Peloton is finally bringing its bikes and treadmills to commercial gym floors. The company announced the Peloton Commercial Series today, marking its first equipment line built specifically for high-traffic fitness centers rather than home use.
The new lineup includes a connected bike and a connected treadmill designed to handle constant foot traffic. They combine Peloton’s familiar software and design with heavy-duty engineering from Precor, the company Peloton acquired back in 2020. You’ll start seeing these machines ship in late 2026.
CEO Peter Stern described the move as bridging the gap between home workouts and gym visits. The idea is simple: let members experience Peloton’s instruction wherever they happen to exercise. This announcement signals a serious evolution for a company that built its name on living room workouts.
Built different for the gym floor
These machines aren’t just rebranded home bikes with a new sticker. They feature industrial-grade durability from Precor, which now leads product development for Peloton’s commercial unit. Regular home equipment would wear down fast in a busy gym, so these versions are engineered to survive that environment.

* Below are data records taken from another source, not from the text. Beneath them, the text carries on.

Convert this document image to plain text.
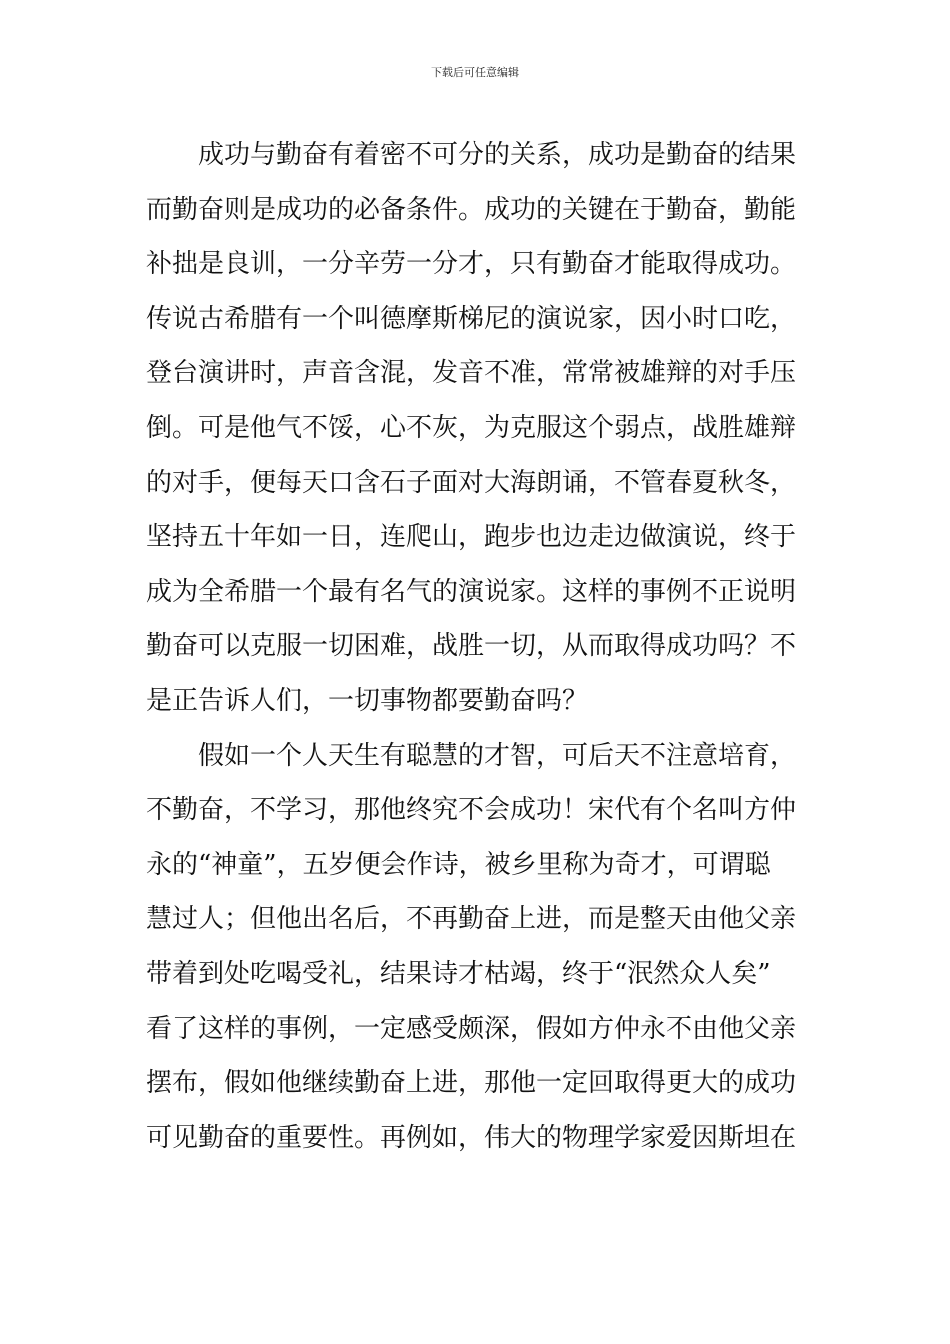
下载后可任意编辑
成功与勤奋有着密不可分的关系，成功是勤奋的结果
而勤奋则是成功的必备条件。成功的关键在于勤奋，勤能
补拙是良训，一分辛劳一分才，只有勤奋才能取得成功。
传说古希腊有一个叫德摩斯梯尼的演说家，因小时口吃，
登台演讲时，声音含混，发音不准，常常被雄辩的对手压
倒。可是他气不馁，心不灰，为克服这个弱点，战胜雄辩
的对手，便每天口含石子面对大海朗诵，不管春夏秋冬，
坚持五十年如一日，连爬山，跑步也边走边做演说，终于
成为全希腊一个最有名气的演说家。这样的事例不正说明
勤奋可以克服一切困难，战胜一切，从而取得成功吗？不
是正告诉人们，一切事物都要勤奋吗？
假如一个人天生有聪慧的才智，可后天不注意培育，
不勤奋，不学习，那他终究不会成功！宋代有个名叫方仲
永的“神童”，五岁便会作诗，被乡里称为奇才，可谓聪
慧过人；但他出名后，不再勤奋上进，而是整天由他父亲
带着到处吃喝受礼，结果诗才枯竭，终于“泯然众人矣”
看了这样的事例，一定感受颇深，假如方仲永不由他父亲
摆布，假如他继续勤奋上进，那他一定回取得更大的成功
可见勤奋的重要性。再例如，伟大的物理学家爱因斯坦在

Gym operators can now outfit their facilities through Peloton’s Commercial Business Unit. That unit came together in 2025 through the Precor integration, and it grew revenue by 10 percent year over year in fiscal Q2. The first public demo happens this week at the Health & Fitness Association Show, where Peloton will pitch operators directly.
What stays the same
Despite the tougher hardware, the experience shouldn’t feel foreign. Peloton still handles the software and design direction, so members get the same interface and content they recognize from home. The company promises its best-in-class instruction carries over to these commercial machines.

The Commercial Series represents just the first wave of a broader lineup. Peloton plans to add more cardio and strength products for gyms over time, joining its existing presence in lighter-use spots like hotels and apartment buildings. For now, the focus stays on getting the bike and tread into full-scale fitness centers.
When you’ll see them
Shipping begins in late 2026 across the US, UK, Canada, Germany, Australia and Austria. Those markets match Peloton’s existing consumer base, giving the company a foundation to scale through Precor’s reach in more than 60 countries worldwide.
For gym-goers, this timeline means you could spot these machines at your local fitness center sometime next year. The company is actively pitching operators at the industry show this week, so deals are likely already in the works. If you already use Peloton at home, the commercial versions should feel like a natural extension of your routine, just in a much busier setting.